Looking at "220.127.116.11. Unlimited Coarse Skew Adjustment (Si5326, Si5368)" in the reference manual, there is a procedure outlined that iteratively adjusts the CLAT and INCDEC pins to shift the phase delay by 25ns ever 15 or so seconds. While this does work, adjusting a 12 kHz clock at this rate of tuning takes forever due to the extremely long time to for the CLAT changes to lock and the small adjustment per lock, and of course the results are lost when the device powers down and the entire lengthy process must be repeated.
Is there anything I can do to more rapidly adjust the phase delay? I do not require extremely low phase offset between the inputs to outputs.
Thanks for questions, you have dive into it deeply. No other fast methods.
Do you need zero delay mode?

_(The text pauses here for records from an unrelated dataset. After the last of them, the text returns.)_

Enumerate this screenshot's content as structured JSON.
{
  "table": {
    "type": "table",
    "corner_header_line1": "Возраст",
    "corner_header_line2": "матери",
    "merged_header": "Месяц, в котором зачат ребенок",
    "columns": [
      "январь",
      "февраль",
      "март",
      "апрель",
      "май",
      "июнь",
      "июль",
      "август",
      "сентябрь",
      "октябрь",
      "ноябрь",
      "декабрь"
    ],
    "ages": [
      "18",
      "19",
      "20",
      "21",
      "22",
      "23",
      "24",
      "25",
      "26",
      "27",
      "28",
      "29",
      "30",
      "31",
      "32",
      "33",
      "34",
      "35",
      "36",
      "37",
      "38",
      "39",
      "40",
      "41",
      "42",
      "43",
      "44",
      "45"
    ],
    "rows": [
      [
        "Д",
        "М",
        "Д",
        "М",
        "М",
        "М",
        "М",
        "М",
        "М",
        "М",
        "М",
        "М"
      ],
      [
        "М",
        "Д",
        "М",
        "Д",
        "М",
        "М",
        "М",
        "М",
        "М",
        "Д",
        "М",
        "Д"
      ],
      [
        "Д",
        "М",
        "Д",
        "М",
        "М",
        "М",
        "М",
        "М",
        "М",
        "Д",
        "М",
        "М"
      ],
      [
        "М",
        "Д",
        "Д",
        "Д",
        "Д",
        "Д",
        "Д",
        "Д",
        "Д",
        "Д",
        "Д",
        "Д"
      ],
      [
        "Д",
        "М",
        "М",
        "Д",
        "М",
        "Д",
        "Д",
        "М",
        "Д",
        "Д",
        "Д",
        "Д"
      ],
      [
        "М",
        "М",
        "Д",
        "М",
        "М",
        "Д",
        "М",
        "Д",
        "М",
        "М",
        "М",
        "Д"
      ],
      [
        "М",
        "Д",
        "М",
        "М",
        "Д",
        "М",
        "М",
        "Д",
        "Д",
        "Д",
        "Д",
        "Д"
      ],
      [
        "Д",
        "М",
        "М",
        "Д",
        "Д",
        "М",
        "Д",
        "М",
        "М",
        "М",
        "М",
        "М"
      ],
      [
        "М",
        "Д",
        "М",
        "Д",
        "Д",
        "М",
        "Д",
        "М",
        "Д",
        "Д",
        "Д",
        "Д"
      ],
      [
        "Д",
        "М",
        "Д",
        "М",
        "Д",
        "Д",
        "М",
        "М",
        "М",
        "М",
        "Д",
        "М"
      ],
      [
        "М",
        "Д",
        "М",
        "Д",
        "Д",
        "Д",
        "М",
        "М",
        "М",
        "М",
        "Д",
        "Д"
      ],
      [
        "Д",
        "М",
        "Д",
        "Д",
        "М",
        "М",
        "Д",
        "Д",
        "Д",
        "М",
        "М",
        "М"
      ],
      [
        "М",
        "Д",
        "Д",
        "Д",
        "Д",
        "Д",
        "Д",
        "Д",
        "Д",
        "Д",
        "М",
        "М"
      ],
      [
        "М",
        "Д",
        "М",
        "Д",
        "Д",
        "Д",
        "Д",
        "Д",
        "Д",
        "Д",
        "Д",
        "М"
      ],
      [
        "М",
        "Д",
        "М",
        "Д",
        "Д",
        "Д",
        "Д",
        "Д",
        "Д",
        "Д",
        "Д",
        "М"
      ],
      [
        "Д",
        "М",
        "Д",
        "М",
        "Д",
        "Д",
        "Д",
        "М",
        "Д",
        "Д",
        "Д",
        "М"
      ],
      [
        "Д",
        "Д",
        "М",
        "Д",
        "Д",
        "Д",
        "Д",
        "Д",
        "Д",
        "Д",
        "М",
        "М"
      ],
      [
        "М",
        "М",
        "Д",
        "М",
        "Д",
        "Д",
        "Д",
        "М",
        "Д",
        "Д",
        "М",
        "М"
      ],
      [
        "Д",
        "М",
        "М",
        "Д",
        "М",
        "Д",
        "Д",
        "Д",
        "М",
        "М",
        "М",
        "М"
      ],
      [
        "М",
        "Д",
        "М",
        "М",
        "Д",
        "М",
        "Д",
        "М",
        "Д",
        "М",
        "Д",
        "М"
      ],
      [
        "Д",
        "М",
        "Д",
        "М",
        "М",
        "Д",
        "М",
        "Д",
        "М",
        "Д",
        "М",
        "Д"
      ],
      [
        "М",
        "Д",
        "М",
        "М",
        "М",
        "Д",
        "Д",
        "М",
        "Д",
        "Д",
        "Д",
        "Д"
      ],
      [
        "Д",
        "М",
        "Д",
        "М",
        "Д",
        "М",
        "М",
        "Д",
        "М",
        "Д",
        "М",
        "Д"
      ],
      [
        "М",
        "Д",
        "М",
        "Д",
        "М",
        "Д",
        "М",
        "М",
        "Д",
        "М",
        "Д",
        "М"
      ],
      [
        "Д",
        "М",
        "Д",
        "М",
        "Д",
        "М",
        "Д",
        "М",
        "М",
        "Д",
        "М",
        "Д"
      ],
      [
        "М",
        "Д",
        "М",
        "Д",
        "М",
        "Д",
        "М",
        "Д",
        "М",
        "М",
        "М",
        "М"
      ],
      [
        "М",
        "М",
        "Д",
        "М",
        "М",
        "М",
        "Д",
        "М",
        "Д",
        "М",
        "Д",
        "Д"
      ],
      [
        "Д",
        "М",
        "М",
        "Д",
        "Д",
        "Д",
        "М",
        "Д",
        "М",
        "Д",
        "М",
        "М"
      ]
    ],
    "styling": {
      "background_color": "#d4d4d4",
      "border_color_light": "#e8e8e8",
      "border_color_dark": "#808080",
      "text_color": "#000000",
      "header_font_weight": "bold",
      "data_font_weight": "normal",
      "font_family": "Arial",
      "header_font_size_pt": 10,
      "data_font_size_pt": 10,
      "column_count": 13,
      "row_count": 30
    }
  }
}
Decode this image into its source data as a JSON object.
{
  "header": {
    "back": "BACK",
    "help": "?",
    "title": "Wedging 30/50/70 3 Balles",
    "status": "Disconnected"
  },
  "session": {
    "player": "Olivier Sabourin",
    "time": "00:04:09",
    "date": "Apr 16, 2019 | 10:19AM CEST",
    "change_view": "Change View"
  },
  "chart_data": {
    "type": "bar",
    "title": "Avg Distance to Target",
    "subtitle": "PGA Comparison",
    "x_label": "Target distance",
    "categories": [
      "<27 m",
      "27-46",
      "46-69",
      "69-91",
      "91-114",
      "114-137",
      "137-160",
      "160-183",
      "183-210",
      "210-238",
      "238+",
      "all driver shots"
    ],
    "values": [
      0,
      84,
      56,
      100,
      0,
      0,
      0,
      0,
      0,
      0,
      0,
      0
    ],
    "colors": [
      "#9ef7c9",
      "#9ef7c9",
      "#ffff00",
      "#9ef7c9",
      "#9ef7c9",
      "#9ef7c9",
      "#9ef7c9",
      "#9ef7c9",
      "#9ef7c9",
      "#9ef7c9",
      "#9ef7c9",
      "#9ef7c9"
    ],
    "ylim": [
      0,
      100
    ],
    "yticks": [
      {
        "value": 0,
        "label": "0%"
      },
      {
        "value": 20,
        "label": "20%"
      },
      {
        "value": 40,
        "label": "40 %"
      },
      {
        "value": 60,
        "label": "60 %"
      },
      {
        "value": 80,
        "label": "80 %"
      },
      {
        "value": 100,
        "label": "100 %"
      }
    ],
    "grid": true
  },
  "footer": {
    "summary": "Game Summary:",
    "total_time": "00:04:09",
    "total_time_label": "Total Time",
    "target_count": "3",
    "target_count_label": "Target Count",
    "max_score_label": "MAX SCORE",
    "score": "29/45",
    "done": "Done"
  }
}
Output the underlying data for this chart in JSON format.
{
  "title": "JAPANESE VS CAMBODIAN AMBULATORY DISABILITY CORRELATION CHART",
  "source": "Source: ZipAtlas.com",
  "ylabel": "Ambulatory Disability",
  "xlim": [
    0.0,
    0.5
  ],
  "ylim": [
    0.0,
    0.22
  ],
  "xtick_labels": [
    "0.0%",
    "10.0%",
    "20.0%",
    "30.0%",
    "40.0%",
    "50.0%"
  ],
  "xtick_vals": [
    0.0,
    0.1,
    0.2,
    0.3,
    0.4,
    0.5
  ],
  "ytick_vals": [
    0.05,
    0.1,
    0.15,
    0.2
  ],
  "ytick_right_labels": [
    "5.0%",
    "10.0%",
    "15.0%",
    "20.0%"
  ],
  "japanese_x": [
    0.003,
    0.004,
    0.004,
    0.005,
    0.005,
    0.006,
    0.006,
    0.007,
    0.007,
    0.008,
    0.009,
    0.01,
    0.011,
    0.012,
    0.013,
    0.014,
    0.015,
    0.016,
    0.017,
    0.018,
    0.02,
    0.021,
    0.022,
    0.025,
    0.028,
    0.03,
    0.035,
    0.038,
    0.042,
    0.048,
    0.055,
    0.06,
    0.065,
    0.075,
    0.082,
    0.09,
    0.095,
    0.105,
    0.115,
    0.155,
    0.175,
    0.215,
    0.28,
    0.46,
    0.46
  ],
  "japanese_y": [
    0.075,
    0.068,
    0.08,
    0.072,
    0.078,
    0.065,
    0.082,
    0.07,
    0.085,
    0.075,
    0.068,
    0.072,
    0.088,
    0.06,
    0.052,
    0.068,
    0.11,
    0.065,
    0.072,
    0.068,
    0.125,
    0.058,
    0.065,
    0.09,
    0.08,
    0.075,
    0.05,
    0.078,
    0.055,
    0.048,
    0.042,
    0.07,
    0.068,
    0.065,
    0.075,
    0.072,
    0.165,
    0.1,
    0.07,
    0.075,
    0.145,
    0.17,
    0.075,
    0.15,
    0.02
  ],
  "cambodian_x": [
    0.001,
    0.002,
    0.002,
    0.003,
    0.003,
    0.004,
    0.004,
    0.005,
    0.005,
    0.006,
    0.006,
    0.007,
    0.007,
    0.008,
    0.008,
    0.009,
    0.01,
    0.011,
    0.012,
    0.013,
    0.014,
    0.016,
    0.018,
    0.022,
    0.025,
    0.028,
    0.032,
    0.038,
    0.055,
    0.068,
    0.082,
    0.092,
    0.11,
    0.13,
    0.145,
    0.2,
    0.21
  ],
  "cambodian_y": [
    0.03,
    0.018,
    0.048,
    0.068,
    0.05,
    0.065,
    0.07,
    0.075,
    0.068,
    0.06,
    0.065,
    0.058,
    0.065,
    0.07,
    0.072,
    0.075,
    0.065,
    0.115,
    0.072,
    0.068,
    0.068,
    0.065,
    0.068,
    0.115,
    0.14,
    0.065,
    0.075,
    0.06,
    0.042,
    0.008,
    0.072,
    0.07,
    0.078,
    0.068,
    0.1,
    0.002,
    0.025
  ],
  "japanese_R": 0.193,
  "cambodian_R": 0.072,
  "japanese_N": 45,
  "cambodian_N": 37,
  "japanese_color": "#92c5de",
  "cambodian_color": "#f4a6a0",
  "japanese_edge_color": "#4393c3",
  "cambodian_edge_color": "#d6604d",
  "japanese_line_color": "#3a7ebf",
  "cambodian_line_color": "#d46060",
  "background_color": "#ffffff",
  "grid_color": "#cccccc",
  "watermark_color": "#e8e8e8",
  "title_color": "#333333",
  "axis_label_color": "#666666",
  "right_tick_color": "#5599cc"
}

If yes, the Si5342/44/45 series has an additional zero delay mode so the input to output skew would be low upon power up/reset/ICAL as well as when locked up.
Zero delay mode would also work, but looking at the Si5342/44/45 series it looks like that is not recommended below 128 KHz input. I've seen some mention that it might work at 48 KHz, but wasn't sure if they were an option for my 12 KHz clock.
I've seen some mention that it might work at 48 KHz, but wasn't sure if they were an option for my 12 KHz clock.
That "mention" was likely from me. The tools would not allow the use of a clock at that rate (actually I was interested in going down to 44.1 kHz) and I opened a support case asking whether the tools could be overridden to allow for this, and also what the implications were for doing so.
The answer was that at frequencies below 64 kHz the zero-delay mode does not meet the 110 ps delay spec in the data sheet. Further, the support engineer suggested that the delay would be "better than a nanosecond" at 48 kHz. For audio word-clock synchronization, that's more than good enough!
The support engineer modified my Clock Builder project file to allow inputs down to 32 kHz. The design based on this is working well.
Perhaps open a test case and suggest that modification.